Investment instruments let your funds grow gradually. You should think about them as earning individuals. Moreover, there are many options available for different financial goals. While having diversity helps, it makes choosing the right investment tool difficult. Simple banking products like Fixed and Recurring Deposit Accounts are ideal when in doubt.
They are simple investment solutions offering low-risk growth. They are known as Term Deposits, as you hold them for a predetermined period to yield fixed returns. They get sub-categorised into specialised accounts for Senior Citizens, Women, Kids, etc. You should learn about them to get the maximum benefit.
- Fixed Deposit
You should consider this deposit when you have considerable funds.

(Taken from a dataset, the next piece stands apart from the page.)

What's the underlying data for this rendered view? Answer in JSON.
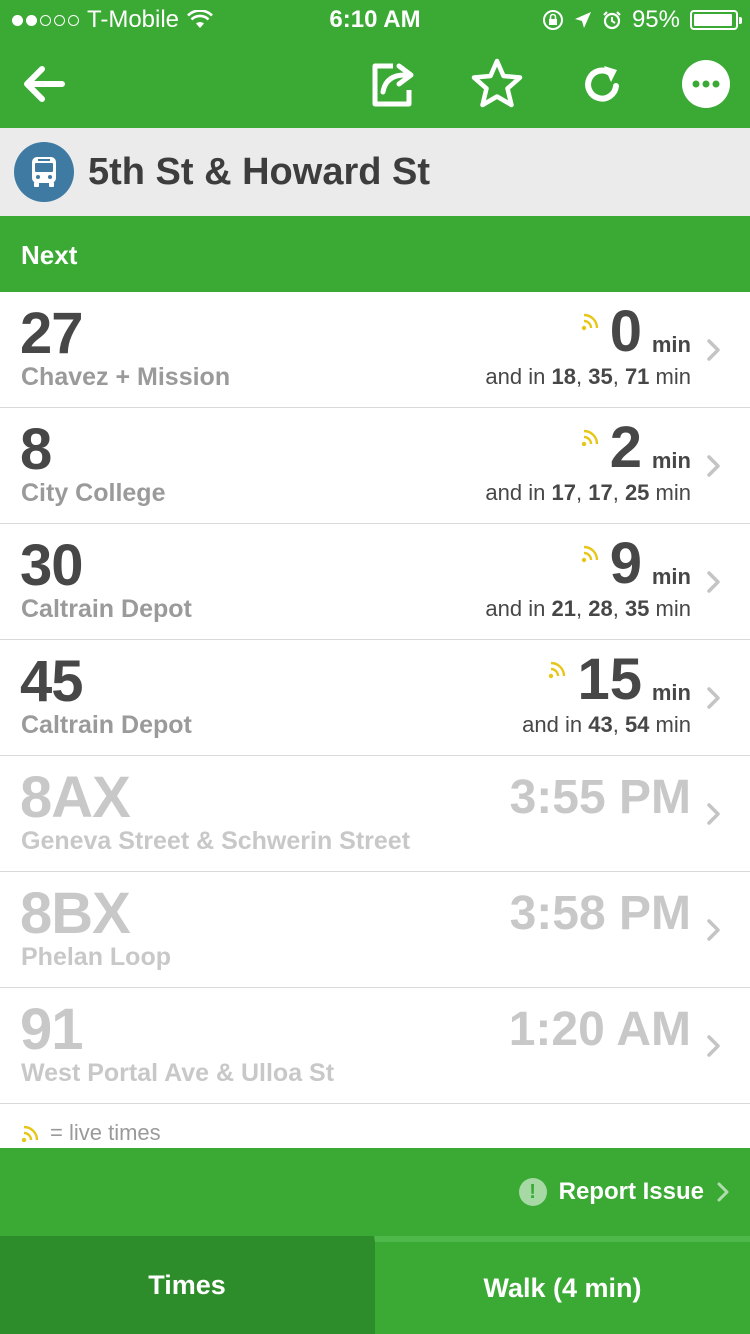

This account puts your money to use instead of letting it sit idle. The duration, interest, and invested amount directly impact the returns. Hence, FD is the right option if you have unused surplus funds. It gets classified into:
- Cumulative & Non-Cumulative:You get accrued returns only upon maturity with a Cumulative Deposit. Hence, your funds remain locked for the entire term. In contrast, a non-cumulative deposit offers regular interest payouts. As a result, you get steady returns quarterly, monthly, half-yearly, or annually. This Fixed Deposit is apt for making fixed earnings.
- Tax-Saving: If you want tax-free returns, this account is for you. It enables you to get a tax rebate under section 80C. However, you need a deposit amount of Rs. 1.5 lakh for availing of the benefit. This comes with a lock-in of five years.
- Senior Citizens: It is a specialised deposit type for people aged over 60 years. The Fixed Deposit interest rates with this account are higher comparatively. It means you earn 0.5% to 0.35% interest over and above the standard rate.
- Recurring Deposit
Unlike FDs, here you can make deposits monthly. Hence, it is apt for those who have a steady income. It lets you start investing with a small amount. This investment accumulates interest with the principal amount until maturity. Banks provide varied RDs with different terms:
- Senior citizens: You get to open this Recurring Deposit if you are aged above 60 years. It comes with the highest interest rates. The exact rate, however, depends on your investment. Make sure to check with the bank.
- Minor Deposit Account: Banks allow people under 18 years to open this deposit. But the supervision of a parent or guardian is required. The returns are either similar or higher than the regular RD.
- NRI accounts: Non-Resident Indians earn from their foreign and Indian savings under this deposit. It gets categorised into Non-Resident External and Non-Resident Ordinary. You also get to manage the accounts conveniently with Banking apps from abroad.
Conclusion
Doing extensive research over and above knowing these deposit types is wise. That way, you understand more about each deposit’s features and benefits.